Beefy Boxes and Bandwidth Generously Provided by pair Networks
We don't bite newbies here... much
 
PerlMonks  

Fast Way to Combine Two Hashes

by arunhorne (Pilgrim)
on Jun 18, 2002 at 22:04 UTC ( [id://175510]=perlquestion: print w/replies, xml ) Need Help??

arunhorne has asked for the wisdom of the Perl Monks concerning the following question:

I am writing an object to act as a set (as in the Computer Science description). It main requirement is to be as slim and fast as possible. I have used a hash as the backing data structure because this allows me to enforce the 'no duplicates' property of sets.
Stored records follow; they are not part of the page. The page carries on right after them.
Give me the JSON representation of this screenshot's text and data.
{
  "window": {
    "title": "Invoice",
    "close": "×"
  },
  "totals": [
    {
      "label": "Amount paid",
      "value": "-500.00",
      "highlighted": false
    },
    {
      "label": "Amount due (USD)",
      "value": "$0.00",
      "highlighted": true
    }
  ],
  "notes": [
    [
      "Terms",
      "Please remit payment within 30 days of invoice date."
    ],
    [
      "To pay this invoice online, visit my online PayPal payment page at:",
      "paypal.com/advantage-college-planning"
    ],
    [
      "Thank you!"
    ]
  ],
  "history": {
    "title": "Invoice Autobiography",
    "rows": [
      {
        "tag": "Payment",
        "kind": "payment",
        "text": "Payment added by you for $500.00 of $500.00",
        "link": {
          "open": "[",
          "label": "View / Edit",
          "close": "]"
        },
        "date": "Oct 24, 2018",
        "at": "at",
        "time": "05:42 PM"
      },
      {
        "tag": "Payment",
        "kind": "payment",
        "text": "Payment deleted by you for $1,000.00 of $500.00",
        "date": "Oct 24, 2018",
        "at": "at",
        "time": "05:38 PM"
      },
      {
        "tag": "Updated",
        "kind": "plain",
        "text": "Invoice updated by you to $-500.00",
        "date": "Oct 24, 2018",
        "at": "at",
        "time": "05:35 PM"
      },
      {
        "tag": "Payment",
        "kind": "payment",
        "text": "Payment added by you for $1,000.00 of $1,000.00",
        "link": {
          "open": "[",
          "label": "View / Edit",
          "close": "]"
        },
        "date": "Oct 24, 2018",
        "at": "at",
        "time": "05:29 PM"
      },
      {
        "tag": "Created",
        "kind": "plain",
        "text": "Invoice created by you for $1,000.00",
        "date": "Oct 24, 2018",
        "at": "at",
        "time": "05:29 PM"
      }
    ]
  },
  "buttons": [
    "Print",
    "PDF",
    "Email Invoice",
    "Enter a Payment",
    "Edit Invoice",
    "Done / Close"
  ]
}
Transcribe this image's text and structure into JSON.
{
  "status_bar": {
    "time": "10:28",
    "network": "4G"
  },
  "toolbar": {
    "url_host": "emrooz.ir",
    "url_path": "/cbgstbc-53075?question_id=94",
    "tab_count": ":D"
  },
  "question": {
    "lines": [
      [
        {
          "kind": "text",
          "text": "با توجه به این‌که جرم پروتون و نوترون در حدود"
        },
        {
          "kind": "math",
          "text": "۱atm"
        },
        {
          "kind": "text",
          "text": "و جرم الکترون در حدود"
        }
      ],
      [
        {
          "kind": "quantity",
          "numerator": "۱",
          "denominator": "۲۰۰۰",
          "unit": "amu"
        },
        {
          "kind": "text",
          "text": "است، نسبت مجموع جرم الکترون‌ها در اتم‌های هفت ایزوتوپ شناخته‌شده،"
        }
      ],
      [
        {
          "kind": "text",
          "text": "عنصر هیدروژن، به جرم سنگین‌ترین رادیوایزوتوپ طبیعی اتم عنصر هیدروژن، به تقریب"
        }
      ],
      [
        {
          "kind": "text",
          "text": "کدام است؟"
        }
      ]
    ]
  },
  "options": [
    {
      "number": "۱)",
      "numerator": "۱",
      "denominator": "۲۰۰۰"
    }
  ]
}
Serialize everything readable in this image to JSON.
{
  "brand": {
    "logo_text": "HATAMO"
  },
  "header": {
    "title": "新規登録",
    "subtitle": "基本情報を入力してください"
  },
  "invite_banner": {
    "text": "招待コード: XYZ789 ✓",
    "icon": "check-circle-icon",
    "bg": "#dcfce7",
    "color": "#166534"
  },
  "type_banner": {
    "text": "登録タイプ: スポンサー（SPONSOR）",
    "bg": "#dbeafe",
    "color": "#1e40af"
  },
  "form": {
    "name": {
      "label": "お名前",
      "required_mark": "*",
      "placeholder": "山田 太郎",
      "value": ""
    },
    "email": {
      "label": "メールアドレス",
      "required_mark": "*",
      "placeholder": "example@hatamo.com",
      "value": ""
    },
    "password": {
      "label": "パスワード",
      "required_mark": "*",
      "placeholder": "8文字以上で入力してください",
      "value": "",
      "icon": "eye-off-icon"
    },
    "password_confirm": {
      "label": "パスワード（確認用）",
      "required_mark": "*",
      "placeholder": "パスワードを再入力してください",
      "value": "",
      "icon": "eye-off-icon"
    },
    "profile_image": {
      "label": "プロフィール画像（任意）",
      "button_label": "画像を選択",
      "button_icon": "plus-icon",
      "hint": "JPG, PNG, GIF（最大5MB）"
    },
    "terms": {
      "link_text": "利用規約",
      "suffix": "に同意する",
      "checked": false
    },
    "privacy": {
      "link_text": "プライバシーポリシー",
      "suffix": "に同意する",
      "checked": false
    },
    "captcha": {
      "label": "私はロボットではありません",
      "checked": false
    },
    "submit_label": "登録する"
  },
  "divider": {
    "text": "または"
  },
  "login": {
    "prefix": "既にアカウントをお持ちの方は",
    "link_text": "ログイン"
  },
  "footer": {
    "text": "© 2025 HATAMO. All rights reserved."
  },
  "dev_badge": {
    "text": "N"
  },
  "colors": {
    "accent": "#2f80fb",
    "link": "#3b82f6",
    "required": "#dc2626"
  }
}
So to add an element to the hash I just map it to undef as such:

$set{$item} = undef;

One thing I want to do is combine two sets. Obviously this could be a real performance bottleneck and due to its intended use it is essential I combine the two backing hashes as fast as possible. Obviously I could use:

foreach $key (keys %set1) { $set2{$key} = undef; }

Is this the quickest way I can manage... or is there potentially a faster technique that anyone knows?

Thanks...

____________
Arun

Replies are listed 'Best First'.
Re: Fast Way to Combine Two Hashes
by caedes (Pilgrim) on Jun 18, 2002 at 22:10 UTC
    my %total = (%hash1, %hash2);
    I was wondering about this myself recently, and I'm amazed that this works. :-)
Re: Fast Way to Combine Two Hashes
by Zaxo (Archbishop) on Jun 18, 2002 at 22:11 UTC

    This:

    %set2 = ( %set2, %set1 );
    does it in one swell foop. Check perlfaq for other set operations.

    After Compline,
    Zaxo

(tye)Re: Fast Way to Combine Two Hashes
by tye (Sage) on Jun 18, 2002 at 22:23 UTC

    I suspect that the fastest way is to "add" %hash2 to %hash1 via:     @hash1{keys %hash2}= values %hash2; but this has come up several times before and I'm pretty sure someone has run benchmarks to meet all of your premature nano-optimization needs. (:

    Of course, this requires you to define your interface to allow the addition of one "set" to another without having to make a copy. I consider this a good thing. :)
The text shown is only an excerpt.